Magnétisme et saltimbanques au Teatro Colón : les Illuminations de Britten en prélude à Mozart
Le spectateur saisit en effet mal a priori, sur le papier, la cohérence de la programmation, tant du point de vue de la chronologie des compositeurs que de l’esthétique des époques, mais c’est bien la tenue de ce concert qui en dévoile une forme assez subtile d’unité cachée.
« Comédie magnétique »
La partition des Illuminations, œuvre complexe, peut être exécutée de façon indifférenciée par une soprano ou un ténor. Darío Schmunck, sous ses allures de dandy débonnaire, possède un organe vocal qui surprend. Haut perché, le timbre de ce ténor argentin est à la fois pointu, pentu même, mais d’une douceur emprunte d’ingénuité et de mystère qui sied bien au porte-voix du jeune poète : d’entrée de jeu (Fanfare est le premier des dix poèmes de Rimbaud mis en musique), la voix se remarque par son caractère juvénile et presque diaphane, inscrite dans une couleur qui relève, et de façon consciente et travaillée, d’un brouillard vocal suggestif. Les inflexions vocales sont londoniennes à souhait. L’énigmatique Interlude (VI) est rendu par le caractère surprenant d’une voix translucide, presque blanche. Villes (II) manifeste de l’entrain et de l’investissement physique mais le volume vocal est encore timoré, l’orchestre tendant à couvrir ponctuellement le chanteur alors qu’un rythme plus lent (Antique, III.b) le rend plus audible.

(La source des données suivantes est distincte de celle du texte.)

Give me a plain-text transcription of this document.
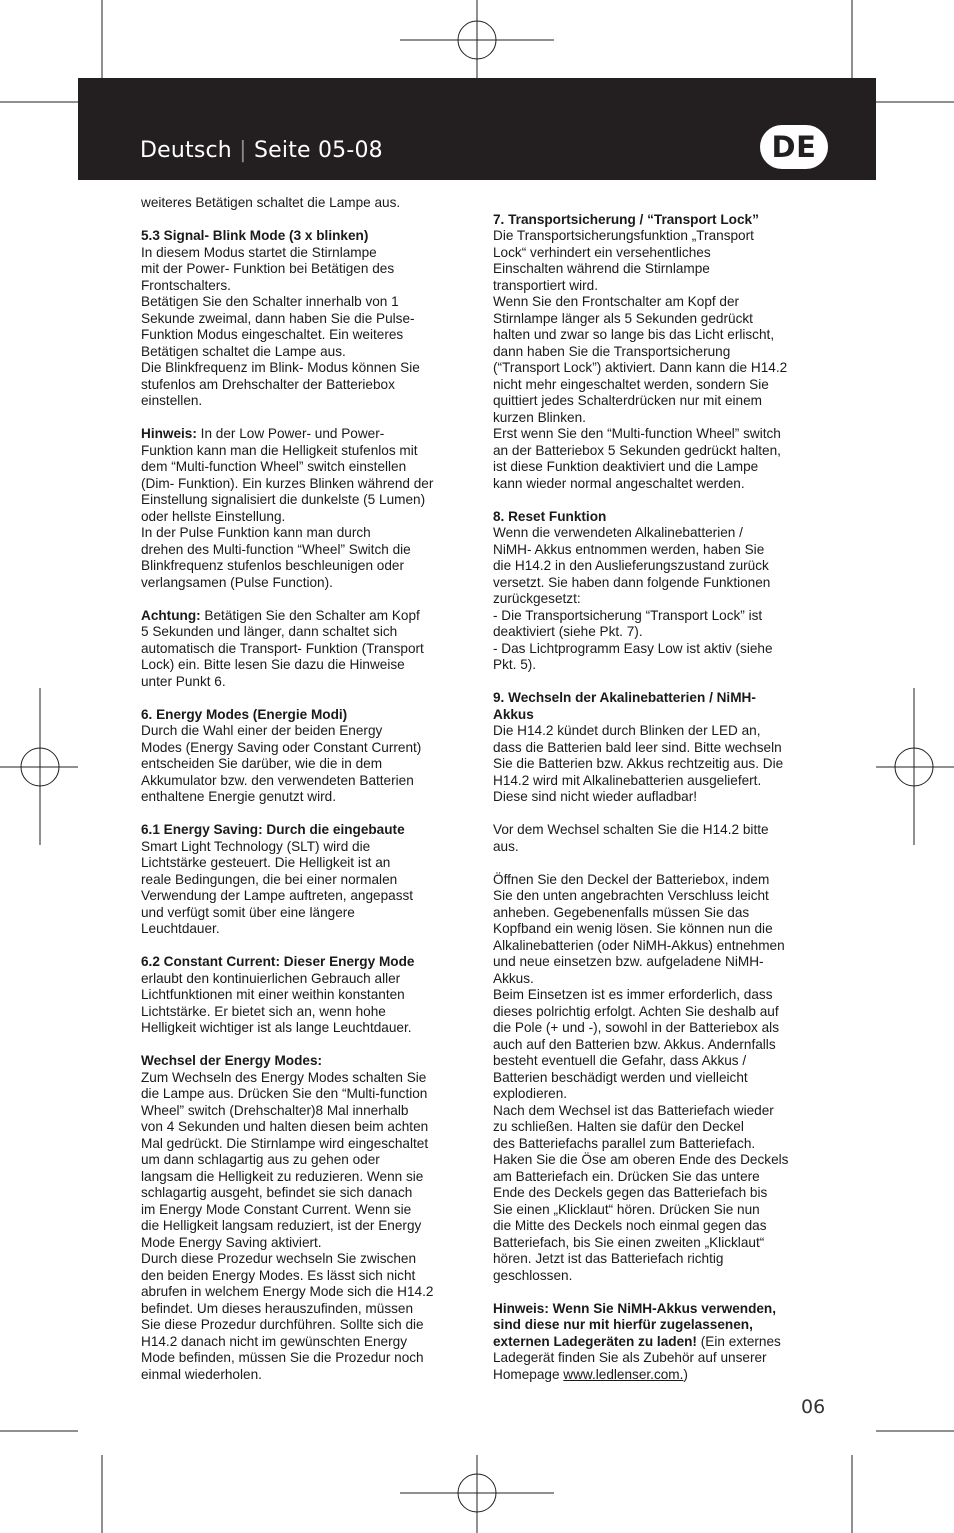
Deutsch | Seite 05-08	DE

weiteres Betätigen schaltet die Lampe aus.

5.3 Signal- Blink Mode (3 x blinken)

In diesem Modus startet die Stirnlampe

mit der Power- Funktion bei Betätigen des

Frontschalters.

Betätigen Sie den Schalter innerhalb von 1

Sekunde zweimal, dann haben Sie die Pulse-

Funktion Modus eingeschaltet. Ein weiteres

Betätigen schaltet die Lampe aus.

Die Blinkfrequenz im Blink- Modus können Sie

stufenlos am Drehschalter der Batteriebox

einstellen.

Hinweis: In der Low Power- und Power-

Funktion kann man die Helligkeit stufenlos mit

dem “Multi-function Wheel” switch einstellen

(Dim- Funktion). Ein kurzes Blinken während der

Einstellung signalisiert die dunkelste (5 Lumen)

oder hellste Einstellung.

In der Pulse Funktion kann man durch

drehen des Multi-function “Wheel” Switch die

Blinkfrequenz stufenlos beschleunigen oder

verlangsamen (Pulse Function).

Achtung: Betätigen Sie den Schalter am Kopf

5 Sekunden und länger, dann schaltet sich

automatisch die Transport- Funktion (Transport

Lock) ein. Bitte lesen Sie dazu die Hinweise

unter Punkt 6.

6. Energy Modes (Energie Modi)

Durch die Wahl einer der beiden Energy

Modes (Energy Saving oder Constant Current)

entscheiden Sie darüber, wie die in dem

Akkumulator bzw. den verwendeten Batterien

enthaltene Energie genutzt wird.

6.1 Energy Saving: Durch die eingebaute

Smart Light Technology (SLT) wird die

Lichtstärke gesteuert. Die Helligkeit ist an

reale Bedingungen, die bei einer normalen

Verwendung der Lampe auftreten, angepasst

und verfügt somit über eine längere

Leuchtdauer.

6.2 Constant Current: Dieser Energy Mode

erlaubt den kontinuierlichen Gebrauch aller

Lichtfunktionen mit einer weithin konstanten

Lichtstärke. Er bietet sich an, wenn hohe

Helligkeit wichtiger ist als lange Leuchtdauer.

Wechsel der Energy Modes:

Zum Wechseln des Energy Modes schalten Sie

die Lampe aus. Drücken Sie den “Multi-function

Wheel” switch (Drehschalter)8 Mal innerhalb

von 4 Sekunden und halten diesen beim achten

Mal gedrückt. Die Stirnlampe wird eingeschaltet

um dann schlagartig aus zu gehen oder

langsam die Helligkeit zu reduzieren. Wenn sie

schlagartig ausgeht, befindet sie sich danach

im Energy Mode Constant Current. Wenn sie

die Helligkeit langsam reduziert, ist der Energy

Mode Energy Saving aktiviert.

Durch diese Prozedur wechseln Sie zwischen

den beiden Energy Modes. Es lässt sich nicht

abrufen in welchem Energy Mode sich die H14.2

befindet. Um dieses herauszufinden, müssen

Sie diese Prozedur durchführen. Sollte sich die

H14.2 danach nicht im gewünschten Energy

Mode befinden, müssen Sie die Prozedur noch

einmal wiederholen.

7. Transportsicherung / “Transport Lock”

Die Transportsicherungsfunktion „Transport

Lock“ verhindert ein versehentliches

Einschalten während die Stirnlampe

transportiert wird.

Wenn Sie den Frontschalter am Kopf der

Stirnlampe länger als 5 Sekunden gedrückt

halten und zwar so lange bis das Licht erlischt,

dann haben Sie die Transportsicherung

(“Transport Lock”) aktiviert. Dann kann die H14.2

nicht mehr eingeschaltet werden, sondern Sie

quittiert jedes Schalterdrücken nur mit einem

kurzen Blinken.

Erst wenn Sie den “Multi-function Wheel” switch

an der Batteriebox 5 Sekunden gedrückt halten,

ist diese Funktion deaktiviert und die Lampe

kann wieder normal angeschaltet werden.

8. Reset Funktion

Wenn die verwendeten Alkalinebatterien /

NiMH- Akkus entnommen werden, haben Sie

die H14.2 in den Auslieferungszustand zurück

versetzt. Sie haben dann folgende Funktionen

zurückgesetzt:

- Die Transportsicherung “Transport Lock” ist

deaktiviert (siehe Pkt. 7).

- Das Lichtprogramm Easy Low ist aktiv (siehe

Pkt. 5).

9. Wechseln der Akalinebatterien / NiMH-

Akkus

Die H14.2 kündet durch Blinken der LED an,

dass die Batterien bald leer sind. Bitte wechseln

Sie die Batterien bzw. Akkus rechtzeitig aus. Die

H14.2 wird mit Alkalinebatterien ausgeliefert.

Diese sind nicht wieder aufladbar!

Vor dem Wechsel schalten Sie die H14.2 bitte

aus.

Öffnen Sie den Deckel der Batteriebox, indem

Sie den unten angebrachten Verschluss leicht

anheben. Gegebenenfalls müssen Sie das

Kopfband ein wenig lösen. Sie können nun die

Alkalinebatterien (oder NiMH-Akkus) entnehmen

und neue einsetzen bzw. aufgeladene NiMH-

Akkus.

Beim Einsetzen ist es immer erforderlich, dass

dieses polrichtig erfolgt. Achten Sie deshalb auf

die Pole (+ und -), sowohl in der Batteriebox als

auch auf den Batterien bzw. Akkus. Andernfalls

besteht eventuell die Gefahr, dass Akkus /

Batterien beschädigt werden und vielleicht

explodieren.

Nach dem Wechsel ist das Batteriefach wieder

zu schließen. Halten sie dafür den Deckel

des Batteriefachs parallel zum Batteriefach.

Haken Sie die Öse am oberen Ende des Deckels

am Batteriefach ein. Drücken Sie das untere

Ende des Deckels gegen das Batteriefach bis

Sie einen „Klicklaut“ hören. Drücken Sie nun

die Mitte des Deckels noch einmal gegen das

Batteriefach, bis Sie einen zweiten „Klicklaut“

hören. Jetzt ist das Batteriefach richtig

geschlossen.

Hinweis: Wenn Sie NiMH-Akkus verwenden,

sind diese nur mit hierfür zugelassenen,

externen Ladegeräten zu laden! (Ein externes

Ladegerät finden Sie als Zubehör auf unserer

Homepage www.ledlenser.com.)

06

La voix s’est échauffée sur Royauté (IV) et l’articulation s’ouvre, servie par une précision dans l’orchestration au service d’une compréhension intime de la poésie de Rimbaud. Mais la prononciation de la prose française de Rimbaud reste trop souvent fermée et malheureusement difficilement compréhensible. L’engouement vocal s'accompagne toutefois de subtiles nuances sur Marine (V) : la technique vocale est également éprouvée avec succès sur Phrase (III.a), les aigus venant clore cette pièce sont maîtrisés avec exactitude et très agréables à entendre (« Et je danse »). Being beauteous (VII) est une succession de scansions longues et généreuses, où le souffle est long. Parade (VIII) est de nature à confirmer le principal mérite de Darío Schmunck de développer une esthétique vocale en pleine symbiose avec l’orchestre, l’esprit de la partition et du texte, l’ensemble se muant en une poétique habilement ajustée, envoûtante et magnétique. Le Départ (IX), enfin, confirme l’engagement d’un orchestre attentif et docile, ainsi que les injonctions pointilleuses de leur chef dans les moindres nuances. Le final sonorisé par les contrebasses est ainsi particulièrement soigné et accompli.

Saltimbanques
C’est une soirée masquée, dans la salle comme sur scène, à l’exception du chanteur pour les Illuminations et des vents pour la symphonie Jupiter de Mozart. Curieusement, le chef Carlos Calleja est également à découvert pour la partie symphonique du programme alors que ce n’était pas le cas dans la première partie du concert. Le maestro Carlos Calleja, après 13 années d’absence sur la scène du Colón, jubile sur son pupitre, et son enthousiasme électrise tempo et musiciens qui livrent, sur cette Symphonie n°41, une interprétation présentant un bel équilibre des formes et des couleurs. La conduite à mains nues du chef, dans une gestuelle à la fois gracieuse et théâtrale, facétieuse ou même comique à certains moments, est directive et volontiers narrative. Sa Symphonie Jupiter raconte Mozart, la conduite de Carlos Calleja s’apparente, des coudes aux fessiers, à une véritable pantomime sollicitant tout le corps. Les musiciens de l'Orchestre permanent du Théâtre, calés dans des repères visuels extrêmement vifs balisés par leur chef, entament et terminent chacun des quatre mouvements avec une précision sans faille. Leur exécution d’ensemble, s’appuyant sur une énergie collective palpable, est d’une fraîcheur festive et pétillante appréciée des auditeurs présents en salle (ce concert étant également retransmis en streaming).

Rimbaud, par la médiation de Britten, et Mozart ont en commun un personnage qu’ils se sont créés au gré de leurs œuvres et de leur légende respective qui n’est pas très éloignée de celle, chacun à leur manière, de saltimbanques tantôt facétieux, tantôt burlesques. Le public est reconnaissant à Darío Schmunck et Carlos Calleja d’avoir fait revivre ces légendes par le biais de leur prestance scénique et musicale en les applaudissant tous deux chaleureusement.